Question: I am a disabled veteran and I am currently 60 percent service-connected for an injury I received while on active duty. I am reaching a point where I am afraid my disability is going to force me to quit my job. I do not currently meet the requirements for an increased rating. Do I have any options?
Answer: Even if your disability is not rated at 100 percent, VA benefits may be available to compensate you at the 100 percent level if you are unable to work because of your disability. In order to qualify for Total Disability Based on Individual Unemployability (TDIU), your service-connected disabilities must meet these minimum rating requirements:
1. If you have only one service-connected disability, it must be rated at 60 percent or higher.
2. If you have two or more service-connected disabilities, at least one of those disabilities must be rated at 40 percent or higher and, after factoring in the ratings for the other disabilities, the combined disability rating must be 70 percent or higher.

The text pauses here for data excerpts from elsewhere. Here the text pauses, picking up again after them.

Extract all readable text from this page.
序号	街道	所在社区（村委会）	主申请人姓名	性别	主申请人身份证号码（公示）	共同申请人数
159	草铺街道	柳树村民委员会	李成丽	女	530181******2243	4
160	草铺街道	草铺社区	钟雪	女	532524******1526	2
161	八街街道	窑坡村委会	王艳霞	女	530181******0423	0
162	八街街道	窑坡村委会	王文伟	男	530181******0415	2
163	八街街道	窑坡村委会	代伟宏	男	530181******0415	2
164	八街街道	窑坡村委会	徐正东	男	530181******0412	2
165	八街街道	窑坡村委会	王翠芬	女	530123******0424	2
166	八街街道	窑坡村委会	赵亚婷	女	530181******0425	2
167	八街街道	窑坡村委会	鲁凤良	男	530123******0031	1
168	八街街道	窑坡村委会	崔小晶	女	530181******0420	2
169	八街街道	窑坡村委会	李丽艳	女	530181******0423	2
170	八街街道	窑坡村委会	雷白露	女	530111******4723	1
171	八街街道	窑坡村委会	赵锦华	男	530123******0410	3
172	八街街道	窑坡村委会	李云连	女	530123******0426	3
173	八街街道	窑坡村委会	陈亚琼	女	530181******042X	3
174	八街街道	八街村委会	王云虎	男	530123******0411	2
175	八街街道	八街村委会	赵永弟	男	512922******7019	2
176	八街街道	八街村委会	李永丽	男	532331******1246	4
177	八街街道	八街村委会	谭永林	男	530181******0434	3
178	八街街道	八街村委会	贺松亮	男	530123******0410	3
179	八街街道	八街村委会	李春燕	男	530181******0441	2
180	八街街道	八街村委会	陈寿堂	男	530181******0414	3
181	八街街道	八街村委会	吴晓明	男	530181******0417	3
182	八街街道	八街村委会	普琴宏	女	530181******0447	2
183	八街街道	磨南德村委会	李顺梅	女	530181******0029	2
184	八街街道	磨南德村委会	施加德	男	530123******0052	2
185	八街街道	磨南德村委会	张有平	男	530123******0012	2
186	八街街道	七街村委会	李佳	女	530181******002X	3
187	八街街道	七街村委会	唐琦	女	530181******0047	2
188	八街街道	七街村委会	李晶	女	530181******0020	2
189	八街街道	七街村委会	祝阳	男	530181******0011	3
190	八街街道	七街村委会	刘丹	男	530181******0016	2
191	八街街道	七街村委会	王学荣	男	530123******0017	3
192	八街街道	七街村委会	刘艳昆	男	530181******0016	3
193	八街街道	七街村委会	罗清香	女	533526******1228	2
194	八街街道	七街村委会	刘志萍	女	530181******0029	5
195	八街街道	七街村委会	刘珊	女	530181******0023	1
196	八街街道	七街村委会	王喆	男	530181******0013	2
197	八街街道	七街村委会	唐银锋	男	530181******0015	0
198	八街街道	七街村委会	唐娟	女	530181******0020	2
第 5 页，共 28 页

3. You must be unemployable on the basis of one or more of your service-connected disabilities.
When the VA refers to employment, it is referring to “substantial gainful employment,” which is essentially a job that pays at least an amount equal to the annual poverty level set by the federal government.
To qualify for TDIU you’ll need evidence that your unemployment is due to the disability in question (i.e., employment history or employment records) and medical evidence that your service-connected disability renders you totally disabled and unemployable (i.e., a doctor’s opinion letter).
The fact that you have a paying job does not automatically disqualify you from being entitled to a TDIU. If your salary is substantially less than the prevailing poverty level, or you are working at a job where you are protected from the requirements that someone else in that position would be expected to satisfy, such as working for a relative, the VA should not consider you gainfully employed. A salary below the poverty level is called “marginal employment.” A job where you are protected from normal work requirements is called “sheltered employment.” Both marginal and sheltered employment are exceptions to the unemployment requirement for TDIU benefits.
There is also the possibility you could qualify for an “extraschedular” rating if your case is exceptional or extremely unusual.
If you are forced to quit your job or are unable to work due to your disability, make certain you also look into benefits available from the Social Security Administration. There is no reason why you cannot receive TDIU and Social Security Disability Insurance at the same time.